One of the most important - and at the beginnings of his career controversial - figures of 20th century art was Amedeo Modigliani (1884 - 1920), a brilliant artist, profoundly original, who used a personal and sensual style to create his easily recognisable compositions.
The Museum Thyssen-Bornemisza will be hosting next year, starting on February 2, an exhibition dedicated to Modigliani and the role that he played in the Parisian avant-garde before the beginning of World War I. The curators will try to present the major aspects of the painter's career, starting from the time that he arrived in Paris, in 1906, ready to discover the fascinating world of modern French painting, to his tragic and untimelly death. What is surely different about this exhibition is the fact that the organisers will try not only to show the best of Modigliani's works, but also the "dialogue" that existed between his manner and those of the artists that influenced him.
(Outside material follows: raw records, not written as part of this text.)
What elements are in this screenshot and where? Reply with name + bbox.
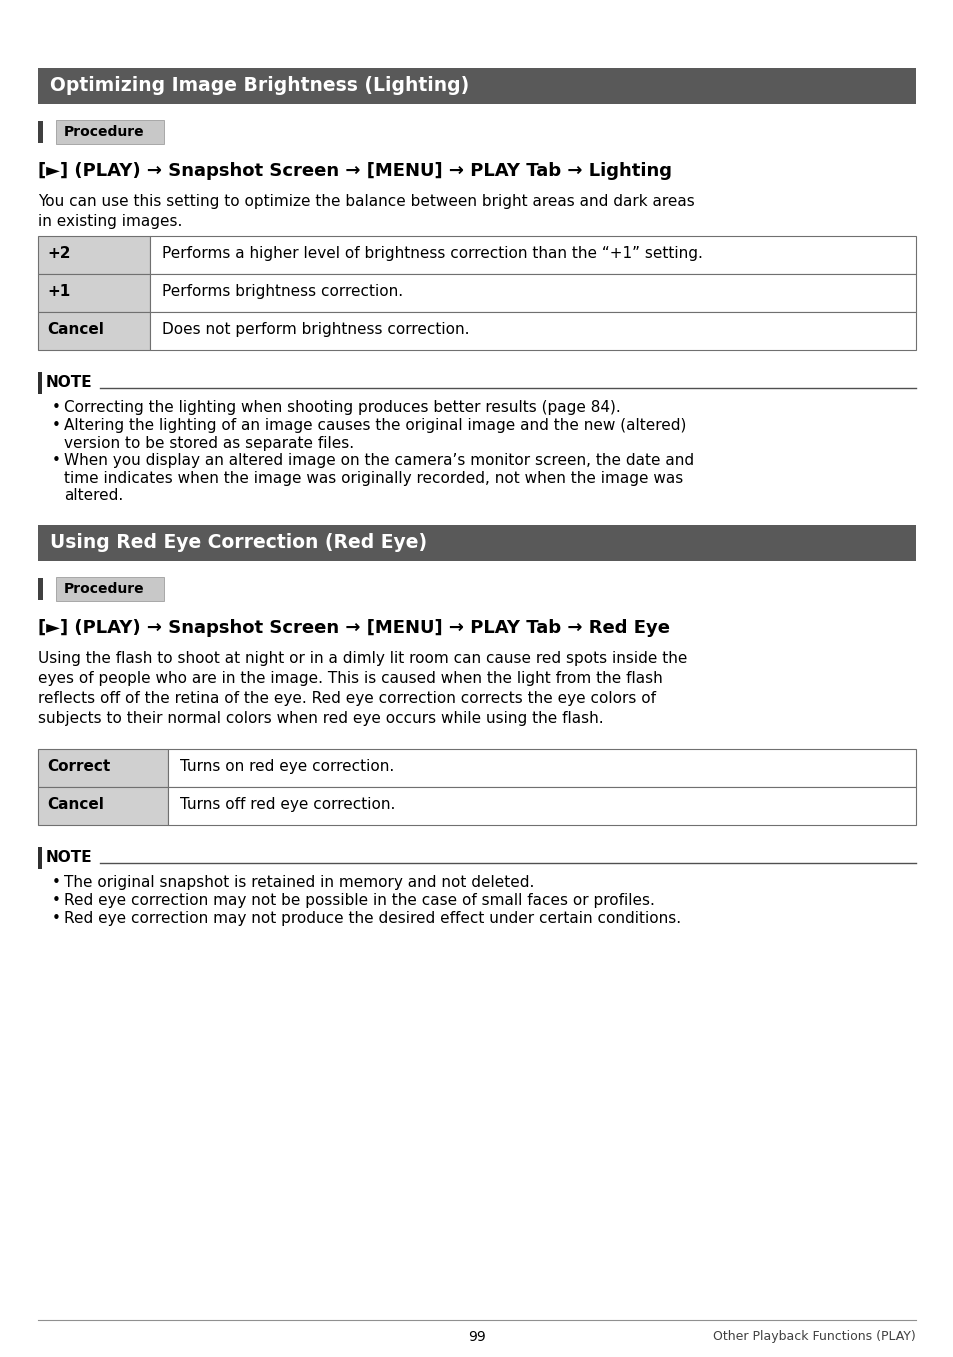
Text: [►] (PLAY) → Snapshot Screen → [MENU] → PLAY Tab → Red Eye: [►] (PLAY) → Snapshot Screen → [MENU] → …: [38, 619, 669, 636]
Text: eyes of people who are in the image. This is caused when the light from the flas: eyes of people who are in the image. Thi…: [38, 670, 662, 687]
Text: Other Playback Functions (PLAY): Other Playback Functions (PLAY): [713, 1330, 915, 1343]
Bar: [38, 236, 150, 274]
Text: Correct: Correct: [47, 759, 111, 773]
Bar: [38, 68, 915, 104]
Text: •: •: [52, 893, 61, 908]
Bar: [150, 236, 915, 274]
Text: Turns off red eye correction.: Turns off red eye correction.: [180, 797, 395, 811]
Text: Using the flash to shoot at night or in a dimly lit room can cause red spots ins: Using the flash to shoot at night or in …: [38, 651, 687, 666]
Text: in existing images.: in existing images.: [38, 214, 182, 229]
Bar: [150, 312, 915, 350]
Text: •: •: [52, 875, 61, 890]
Text: Performs brightness correction.: Performs brightness correction.: [162, 284, 403, 299]
Text: 99: 99: [468, 1330, 485, 1343]
Text: Performs a higher level of brightness correction than the “+1” setting.: Performs a higher level of brightness co…: [162, 246, 702, 261]
Bar: [38, 312, 150, 350]
Bar: [150, 274, 915, 312]
Text: Altering the lighting of an image causes the original image and the new (altered: Altering the lighting of an image causes…: [64, 418, 685, 433]
Bar: [38, 749, 168, 787]
Text: When you display an altered image on the camera’s monitor screen, the date and: When you display an altered image on the…: [64, 453, 694, 468]
Text: Correcting the lighting when shooting produces better results (page 84).: Correcting the lighting when shooting pr…: [64, 400, 620, 415]
Text: •: •: [52, 453, 61, 468]
Text: Using Red Eye Correction (Red Eye): Using Red Eye Correction (Red Eye): [50, 533, 427, 552]
Text: Procedure: Procedure: [64, 582, 145, 596]
Bar: [56, 119, 164, 144]
Text: Cancel: Cancel: [47, 322, 104, 337]
Text: Cancel: Cancel: [47, 797, 104, 811]
Text: Turns on red eye correction.: Turns on red eye correction.: [180, 759, 394, 773]
Text: subjects to their normal colors when red eye occurs while using the flash.: subjects to their normal colors when red…: [38, 711, 603, 726]
Text: altered.: altered.: [64, 489, 123, 503]
Text: •: •: [52, 400, 61, 415]
Bar: [38, 372, 42, 394]
Text: •: •: [52, 418, 61, 433]
Bar: [38, 847, 42, 868]
Text: Procedure: Procedure: [64, 125, 145, 138]
Bar: [38, 787, 168, 825]
Bar: [38, 578, 43, 600]
Text: Does not perform brightness correction.: Does not perform brightness correction.: [162, 322, 469, 337]
Text: version to be stored as separate files.: version to be stored as separate files.: [64, 436, 354, 451]
Text: Red eye correction may not produce the desired effect under certain conditions.: Red eye correction may not produce the d…: [64, 911, 680, 925]
Text: +1: +1: [47, 284, 71, 299]
Bar: [38, 121, 43, 142]
Bar: [38, 274, 150, 312]
Text: time indicates when the image was originally recorded, not when the image was: time indicates when the image was origin…: [64, 471, 682, 486]
Text: [►] (PLAY) → Snapshot Screen → [MENU] → PLAY Tab → Lighting: [►] (PLAY) → Snapshot Screen → [MENU] → …: [38, 161, 671, 180]
Text: The original snapshot is retained in memory and not deleted.: The original snapshot is retained in mem…: [64, 875, 534, 890]
Bar: [38, 525, 915, 560]
Text: +2: +2: [47, 246, 71, 261]
Bar: [168, 749, 915, 787]
Text: You can use this setting to optimize the balance between bright areas and dark a: You can use this setting to optimize the…: [38, 194, 694, 209]
Text: NOTE: NOTE: [46, 375, 92, 389]
Text: Red eye correction may not be possible in the case of small faces or profiles.: Red eye correction may not be possible i…: [64, 893, 654, 908]
Text: NOTE: NOTE: [46, 849, 92, 864]
Bar: [56, 577, 164, 601]
Text: Optimizing Image Brightness (Lighting): Optimizing Image Brightness (Lighting): [50, 76, 469, 95]
Bar: [168, 787, 915, 825]
Text: •: •: [52, 911, 61, 925]
Text: reflects off of the retina of the eye. Red eye correction corrects the eye color: reflects off of the retina of the eye. R…: [38, 691, 656, 706]
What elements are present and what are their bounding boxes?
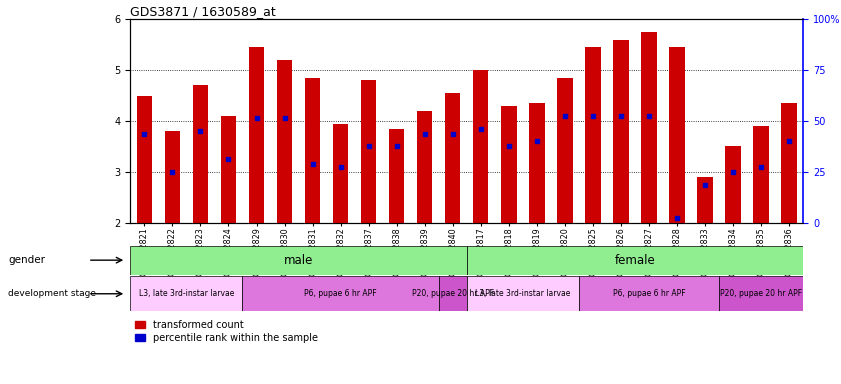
Text: P6, pupae 6 hr APF: P6, pupae 6 hr APF (612, 289, 685, 298)
Bar (220, 116, 236, 223)
Bar (389, 129, 405, 223)
Bar (439, 276, 467, 311)
Bar (467, 246, 803, 275)
Bar (467, 276, 579, 311)
Text: P20, pupae 20 hr APF: P20, pupae 20 hr APF (412, 289, 494, 298)
Bar (165, 131, 180, 223)
Text: gender: gender (8, 255, 45, 265)
Bar (585, 47, 600, 223)
Bar (445, 93, 460, 223)
Bar (130, 246, 467, 275)
Text: GDS3871 / 1630589_at: GDS3871 / 1630589_at (130, 5, 276, 18)
Bar (529, 103, 544, 223)
Bar (333, 124, 348, 223)
Bar (136, 96, 152, 223)
Text: L3, late 3rd-instar larvae: L3, late 3rd-instar larvae (139, 289, 234, 298)
Bar (697, 177, 712, 223)
Bar (193, 85, 208, 223)
Text: male: male (284, 254, 313, 266)
Bar (249, 47, 264, 223)
Bar (304, 78, 320, 223)
Bar (417, 111, 432, 223)
Bar (725, 146, 741, 223)
Bar (557, 78, 573, 223)
Text: development stage: development stage (8, 289, 97, 298)
Bar (501, 106, 516, 223)
Bar (613, 40, 628, 223)
Text: L3, late 3rd-instar larvae: L3, late 3rd-instar larvae (475, 289, 570, 298)
Bar (361, 80, 376, 223)
Text: female: female (615, 254, 655, 266)
Bar (754, 126, 769, 223)
Bar (781, 103, 796, 223)
Bar (641, 32, 657, 223)
Bar (473, 70, 489, 223)
Bar (130, 276, 242, 311)
Bar (242, 276, 439, 311)
Text: P20, pupae 20 hr APF: P20, pupae 20 hr APF (720, 289, 802, 298)
Bar (579, 276, 719, 311)
Bar (669, 47, 685, 223)
Legend: transformed count, percentile rank within the sample: transformed count, percentile rank withi… (135, 320, 318, 343)
Bar (719, 276, 803, 311)
Bar (277, 60, 292, 223)
Text: P6, pupae 6 hr APF: P6, pupae 6 hr APF (304, 289, 377, 298)
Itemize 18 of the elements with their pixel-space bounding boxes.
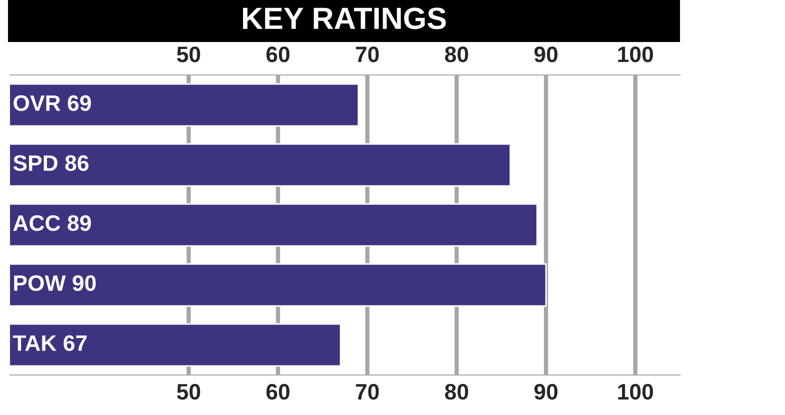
x2-tick-label: 100 [618,384,653,400]
x2-tick-label: 70 [356,384,379,400]
y-tick-label: POW 90 [14,275,96,291]
x-tick-label: 90 [534,46,558,62]
y-tick-label: TAK 67 [12,335,87,351]
chart-title: KEY RATINGS [243,8,446,30]
x-tick-label: 60 [266,46,290,62]
y-tick-label: OVR 69 [14,95,91,111]
x2-tick-label: 80 [445,384,468,400]
x-tick-label: 50 [176,46,200,62]
y-tick-label: ACC 89 [13,215,91,231]
x-tick-label: 100 [618,46,653,62]
x2-tick-label: 50 [176,384,200,400]
x2-tick-label: 90 [534,384,558,400]
x-tick-label: 70 [356,46,379,62]
y-tick-label: SPD 86 [13,155,88,171]
x2-tick-label: 60 [266,384,290,400]
x-tick-label: 80 [445,46,468,62]
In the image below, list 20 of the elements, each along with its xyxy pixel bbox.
These were great masters, such as Paul Cezanne, Pablo Picasso or Constantin Brancusi, and also fellow-artists and friends of Modigliani, from the complicated and full of life Montparnasse, including painters like March Chagall or Chaim Soutine.
Being a prolific artist, yet tortured by his own demons and vices, Amedeo Modigliani managed to become one of the most popular artistic voices of French art, although at first his strange compositions, mostly nudes of his female companions, weren't very well regarded by the public.